Since the administration lifted the moratorium, it has approved lease applications to extend the life of Wolverine Fuels LLC's Sufco coal mine in Utah, allow Alton Coal Development LLC to mine an estimated 30.8 million tons of recoverable coal in Utah and expand the Pollyanna 8 mine, also known as the South Central coal mine, in Oklahoma.
In its environmental assessment, the bureau determined that those three mines would emit about 31 million tonnes of carbon dioxide equivalents annually and about 227.3 million tonnes over the mines' lives. It also concluded that lifting the moratorium produced greenhouse gas emissions from the three issued leases between one and 11 months earlier than an alternative where the moratorium remained in place.
This determination is based on the assumption that the bureau would have begun issuing leases again around March following the preparation of a programmatic environmental impact statement on the coal leasing program. The order establishing the pause on coal leases "never intended to establish an indefinite moratorium in all coal leasing activities, rather it contemplated a limited pause in some leasing activities for the explicit purpose of facilitating the intent of the discretionary [programmatic environmental impact statement," according to the assessment. Had the moratorium remained in place, eight pending leases would have been produced about two years later than without the moratorium, according to the bureau.

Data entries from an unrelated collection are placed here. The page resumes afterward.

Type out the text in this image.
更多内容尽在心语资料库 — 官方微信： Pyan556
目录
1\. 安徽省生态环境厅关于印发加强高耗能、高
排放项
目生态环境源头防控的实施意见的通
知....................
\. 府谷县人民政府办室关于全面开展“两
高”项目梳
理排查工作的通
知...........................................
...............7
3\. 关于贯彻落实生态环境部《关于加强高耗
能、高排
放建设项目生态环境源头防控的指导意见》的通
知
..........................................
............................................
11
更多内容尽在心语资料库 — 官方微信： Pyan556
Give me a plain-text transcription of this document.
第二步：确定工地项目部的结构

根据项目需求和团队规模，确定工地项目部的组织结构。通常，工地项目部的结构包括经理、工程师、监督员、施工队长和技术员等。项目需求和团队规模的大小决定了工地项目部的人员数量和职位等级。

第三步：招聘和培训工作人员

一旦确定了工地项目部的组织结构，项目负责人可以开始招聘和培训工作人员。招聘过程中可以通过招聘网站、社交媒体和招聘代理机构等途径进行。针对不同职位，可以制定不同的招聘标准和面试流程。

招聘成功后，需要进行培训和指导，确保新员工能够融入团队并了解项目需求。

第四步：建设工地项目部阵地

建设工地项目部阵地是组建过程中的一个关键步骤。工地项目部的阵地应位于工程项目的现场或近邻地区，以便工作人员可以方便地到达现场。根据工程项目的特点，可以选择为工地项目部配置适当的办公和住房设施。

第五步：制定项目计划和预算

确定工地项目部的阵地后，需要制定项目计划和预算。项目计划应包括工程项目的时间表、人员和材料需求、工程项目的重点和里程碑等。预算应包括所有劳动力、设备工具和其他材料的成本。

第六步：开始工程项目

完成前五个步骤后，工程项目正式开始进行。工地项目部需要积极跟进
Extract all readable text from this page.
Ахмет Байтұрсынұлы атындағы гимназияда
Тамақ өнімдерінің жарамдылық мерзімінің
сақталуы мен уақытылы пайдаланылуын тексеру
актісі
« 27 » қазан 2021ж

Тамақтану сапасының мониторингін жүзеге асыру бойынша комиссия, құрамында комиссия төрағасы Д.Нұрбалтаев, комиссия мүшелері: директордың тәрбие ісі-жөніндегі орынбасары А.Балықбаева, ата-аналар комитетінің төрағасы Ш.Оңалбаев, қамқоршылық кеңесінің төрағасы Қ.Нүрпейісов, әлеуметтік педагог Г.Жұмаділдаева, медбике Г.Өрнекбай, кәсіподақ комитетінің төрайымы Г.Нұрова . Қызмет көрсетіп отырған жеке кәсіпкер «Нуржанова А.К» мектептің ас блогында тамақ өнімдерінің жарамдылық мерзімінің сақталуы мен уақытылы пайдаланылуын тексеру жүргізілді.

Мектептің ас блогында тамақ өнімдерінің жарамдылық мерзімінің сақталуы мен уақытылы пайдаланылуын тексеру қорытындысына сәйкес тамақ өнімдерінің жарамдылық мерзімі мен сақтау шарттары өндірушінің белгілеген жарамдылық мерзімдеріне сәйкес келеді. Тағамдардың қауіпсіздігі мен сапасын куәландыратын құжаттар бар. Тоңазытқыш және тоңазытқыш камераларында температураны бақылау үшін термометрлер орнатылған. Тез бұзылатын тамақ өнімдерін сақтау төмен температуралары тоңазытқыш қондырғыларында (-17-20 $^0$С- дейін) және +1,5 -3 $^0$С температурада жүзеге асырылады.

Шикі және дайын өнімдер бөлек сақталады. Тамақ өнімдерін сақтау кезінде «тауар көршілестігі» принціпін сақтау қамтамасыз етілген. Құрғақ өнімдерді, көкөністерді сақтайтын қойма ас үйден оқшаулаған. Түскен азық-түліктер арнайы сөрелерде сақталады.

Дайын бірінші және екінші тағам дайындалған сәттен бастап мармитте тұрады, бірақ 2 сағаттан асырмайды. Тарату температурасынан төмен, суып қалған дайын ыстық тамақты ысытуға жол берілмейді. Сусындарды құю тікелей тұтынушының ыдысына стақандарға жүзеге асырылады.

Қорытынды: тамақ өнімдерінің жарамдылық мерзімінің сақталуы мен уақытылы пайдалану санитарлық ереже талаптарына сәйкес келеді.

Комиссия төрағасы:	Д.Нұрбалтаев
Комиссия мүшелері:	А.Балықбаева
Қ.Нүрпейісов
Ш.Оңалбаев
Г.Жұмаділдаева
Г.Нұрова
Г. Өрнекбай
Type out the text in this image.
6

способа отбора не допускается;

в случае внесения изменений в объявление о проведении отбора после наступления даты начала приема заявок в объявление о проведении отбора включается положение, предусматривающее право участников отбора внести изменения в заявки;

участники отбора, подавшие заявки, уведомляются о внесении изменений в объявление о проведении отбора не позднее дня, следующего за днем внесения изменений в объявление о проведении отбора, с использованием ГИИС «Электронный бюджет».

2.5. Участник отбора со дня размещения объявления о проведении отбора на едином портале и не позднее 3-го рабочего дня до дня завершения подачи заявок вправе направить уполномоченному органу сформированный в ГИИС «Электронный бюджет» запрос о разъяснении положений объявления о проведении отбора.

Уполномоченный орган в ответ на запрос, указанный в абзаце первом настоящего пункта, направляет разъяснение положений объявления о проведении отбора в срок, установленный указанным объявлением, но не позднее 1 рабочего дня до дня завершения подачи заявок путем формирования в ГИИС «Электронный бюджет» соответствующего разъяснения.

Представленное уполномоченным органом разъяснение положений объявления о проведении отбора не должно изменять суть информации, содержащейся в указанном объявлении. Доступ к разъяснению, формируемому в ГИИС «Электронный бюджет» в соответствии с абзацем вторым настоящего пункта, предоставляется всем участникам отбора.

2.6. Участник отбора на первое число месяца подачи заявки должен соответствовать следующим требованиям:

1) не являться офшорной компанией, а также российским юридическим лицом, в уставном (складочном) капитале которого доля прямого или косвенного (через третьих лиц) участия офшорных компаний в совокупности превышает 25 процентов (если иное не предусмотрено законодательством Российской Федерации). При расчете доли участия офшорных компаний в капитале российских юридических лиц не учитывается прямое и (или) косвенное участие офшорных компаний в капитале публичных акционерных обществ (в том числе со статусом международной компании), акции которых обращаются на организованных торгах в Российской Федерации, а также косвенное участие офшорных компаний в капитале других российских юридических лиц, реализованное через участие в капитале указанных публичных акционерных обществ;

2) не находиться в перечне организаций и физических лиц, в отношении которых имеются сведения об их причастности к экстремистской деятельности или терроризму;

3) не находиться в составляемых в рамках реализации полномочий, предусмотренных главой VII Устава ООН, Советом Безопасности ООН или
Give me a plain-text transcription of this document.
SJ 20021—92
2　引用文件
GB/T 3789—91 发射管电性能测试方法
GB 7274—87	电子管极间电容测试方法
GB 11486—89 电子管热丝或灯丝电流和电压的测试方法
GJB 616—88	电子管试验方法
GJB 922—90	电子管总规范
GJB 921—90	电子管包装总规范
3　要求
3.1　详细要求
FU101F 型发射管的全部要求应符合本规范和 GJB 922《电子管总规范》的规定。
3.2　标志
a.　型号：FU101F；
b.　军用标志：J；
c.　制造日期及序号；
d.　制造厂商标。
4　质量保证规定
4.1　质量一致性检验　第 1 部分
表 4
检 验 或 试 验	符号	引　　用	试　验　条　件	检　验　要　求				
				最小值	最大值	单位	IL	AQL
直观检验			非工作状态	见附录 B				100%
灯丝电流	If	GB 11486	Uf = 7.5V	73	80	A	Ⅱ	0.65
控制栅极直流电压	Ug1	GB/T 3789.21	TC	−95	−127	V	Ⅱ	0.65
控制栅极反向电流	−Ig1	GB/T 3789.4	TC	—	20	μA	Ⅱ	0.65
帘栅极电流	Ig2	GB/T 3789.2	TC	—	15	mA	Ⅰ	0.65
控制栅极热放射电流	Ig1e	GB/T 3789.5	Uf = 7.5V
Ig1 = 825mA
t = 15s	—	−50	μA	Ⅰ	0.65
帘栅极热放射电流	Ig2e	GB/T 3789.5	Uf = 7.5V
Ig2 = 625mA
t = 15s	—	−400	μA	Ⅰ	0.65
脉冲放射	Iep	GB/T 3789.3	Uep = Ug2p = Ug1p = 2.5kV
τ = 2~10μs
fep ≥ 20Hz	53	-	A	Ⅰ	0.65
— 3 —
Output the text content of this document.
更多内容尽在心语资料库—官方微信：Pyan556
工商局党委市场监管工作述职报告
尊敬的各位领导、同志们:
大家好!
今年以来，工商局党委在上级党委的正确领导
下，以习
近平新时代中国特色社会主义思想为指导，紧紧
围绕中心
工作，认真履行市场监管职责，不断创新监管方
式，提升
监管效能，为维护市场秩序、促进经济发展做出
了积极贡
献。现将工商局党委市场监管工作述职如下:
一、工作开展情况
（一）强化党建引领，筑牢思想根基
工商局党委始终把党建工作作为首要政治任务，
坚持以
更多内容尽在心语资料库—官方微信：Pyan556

"The release of these levels of [greenhouse gas] emissions less than a year earlier for the three issued leases, and up to 24 months earlier for the eight pending leases, would result in negligible differences temporarily to [greenhouse gas] cumulative effects from these mines," the assessment states. "The action of not lifting the coal leasing pause would have no direct effect on the quantity of [greenhouse gas] emissions potentially emitted from the mining actions other than to delay the timing of those emissions by an estimated 24 months."
The assessment also concluded that lifting the coal leasing pause did not have cumulative effects on water quality, quantity or riparian areas "as none of those mines have direct, indirect, and cumulative effects for those resources that intersect."
The environmental nonprofit Center for Biological Diversity pushed back on the assessment, saying in a May 22 release that the administration downplayed the effects of restarting the leasing program by focusing only on the three approved projects.
"Climate pollution from coal leasing on America's public lands is globally significant, but the Trump administration wants to ignore that massive threat," said Michael Saul, a senior attorney with the center, in the release. "Shrugging off huge carbon emissions while approving the entire federal coal leasing program shows the depth of climate cynicism at the Interior Department. These guys don't care how much damage they cause."
The nonprofit also claims that an environmental impact statement, which is more rigorous than an environmental assessment, must be prepared for every federal coal lease, "let alone the entire federal coal program." The bureau said in a May 22 release that the draft assessment was the first National Environmental Policy Act analysis evaluating the moratorium, noting that the Obama administration did not complete one when pausing certain federal land leasing.
The bureau is accepting comments on the assessment until June 6.